Langit yang cerah tiba-tiba berubah menjadi seperti kabut. Butiran-butiran salju beterbangan bersamaan dengan angin yang kencang dari arah terjadinya avalanche. Tanpa banyak berpikir, kami langsung berlari menjauh. Untung saja tak terjadi hal-hal yang kami takutkan.

Aku yakin, Wovger pasti pernah mencapai titik dimana ada perasaan lebih dekat dengan Tuhan, dan lebih bersyukur akan keindahan-keindahan yang telah Tuhan anugerahkan. Setiap melakukan perjalanan di alam terbuka, aku sering merasakan hal tersebut.

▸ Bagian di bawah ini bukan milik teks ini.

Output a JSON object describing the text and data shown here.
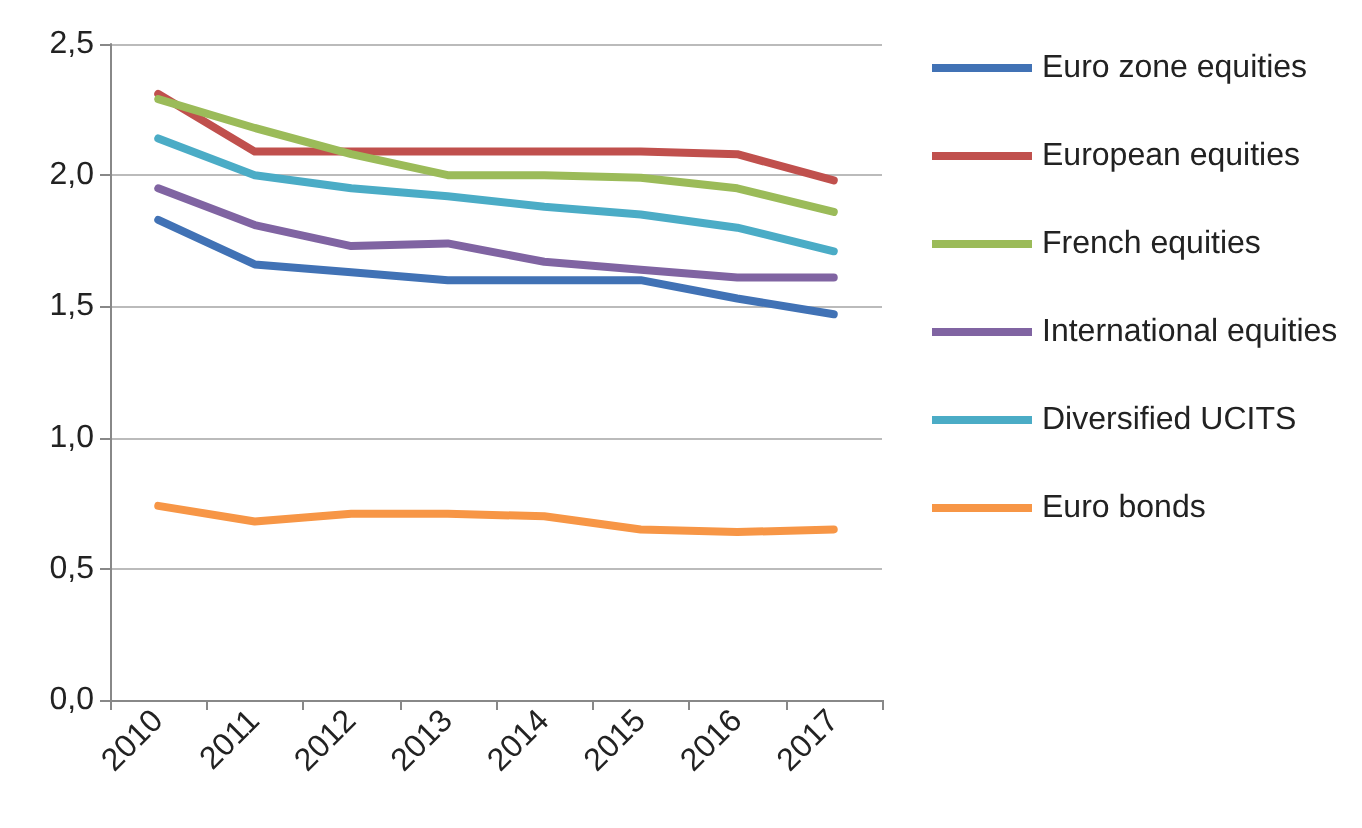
{
  "chart_data": {
    "type": "line",
    "categories": [
      "2010",
      "2011",
      "2012",
      "2013",
      "2014",
      "2015",
      "2016",
      "2017"
    ],
    "series": [
      {
        "name": "Euro zone equities",
        "color": "#4172b5",
        "values": [
          1.83,
          1.66,
          1.63,
          1.6,
          1.6,
          1.6,
          1.53,
          1.47
        ]
      },
      {
        "name": "European equities",
        "color": "#c0504d",
        "values": [
          2.31,
          2.09,
          2.09,
          2.09,
          2.09,
          2.09,
          2.08,
          1.98
        ]
      },
      {
        "name": "French equities",
        "color": "#9bbb59",
        "values": [
          2.29,
          2.18,
          2.08,
          2.0,
          2.0,
          1.99,
          1.95,
          1.86
        ]
      },
      {
        "name": "International equities",
        "color": "#8064a2",
        "values": [
          1.95,
          1.81,
          1.73,
          1.74,
          1.67,
          1.64,
          1.61,
          1.61
        ]
      },
      {
        "name": "Diversified UCITS",
        "color": "#4bacc6",
        "values": [
          2.14,
          2.0,
          1.95,
          1.92,
          1.88,
          1.85,
          1.8,
          1.71
        ]
      },
      {
        "name": "Euro bonds",
        "color": "#f79646",
        "values": [
          0.74,
          0.68,
          0.71,
          0.71,
          0.7,
          0.65,
          0.64,
          0.65
        ]
      }
    ],
    "ylim": [
      0,
      2.5
    ],
    "yticks": [
      {
        "value": 0,
        "label": "0,0"
      },
      {
        "value": 0.5,
        "label": "0,5"
      },
      {
        "value": 1,
        "label": "1,0"
      },
      {
        "value": 1.5,
        "label": "1,5"
      },
      {
        "value": 2,
        "label": "2,0"
      },
      {
        "value": 2.5,
        "label": "2,5"
      }
    ],
    "grid": "y",
    "legend": "right",
    "marker": "none",
    "line_style": "solid"
  }
}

Bagiku, mendaki gunung memberi banyak manfaat, baik itu manfaat secara psikologis, spiritual, mental dan fisik. Mendaki gunung membuatku lebih bisa mengenali diri sendiri, teman seperjalanan dan mengenal kebudayaan setempat. Selalu ada hal baru yang didapat ketika melakukan perjalanan seperti mendaki gunung. Setiap setelah selesai mendaki gunung selalu terlintas pertanyaan, gunung mana lagi yang ingin didaki. Untuk saat ini, impian terdekat dalam hal pendakian gunung adalah mendaki gunung Semeru dan Rinjani di waktu liburan nanti dan mendaki 7 summits Indonesia. Ada memang, mimpi untuk mendaki gunung es lagi suatu saat nanti. Namanya gunung Ama Dablam, gunung ini dapat dilihat di perjalanan menuju Everest Base Camp, Nepal. Entah kapan itu akan terjadi, tapi aku berharap, semoga Tuhan beserta semesta mendengar, lalu memberi kesempatan padaku untuk mewujudkannya. Amin.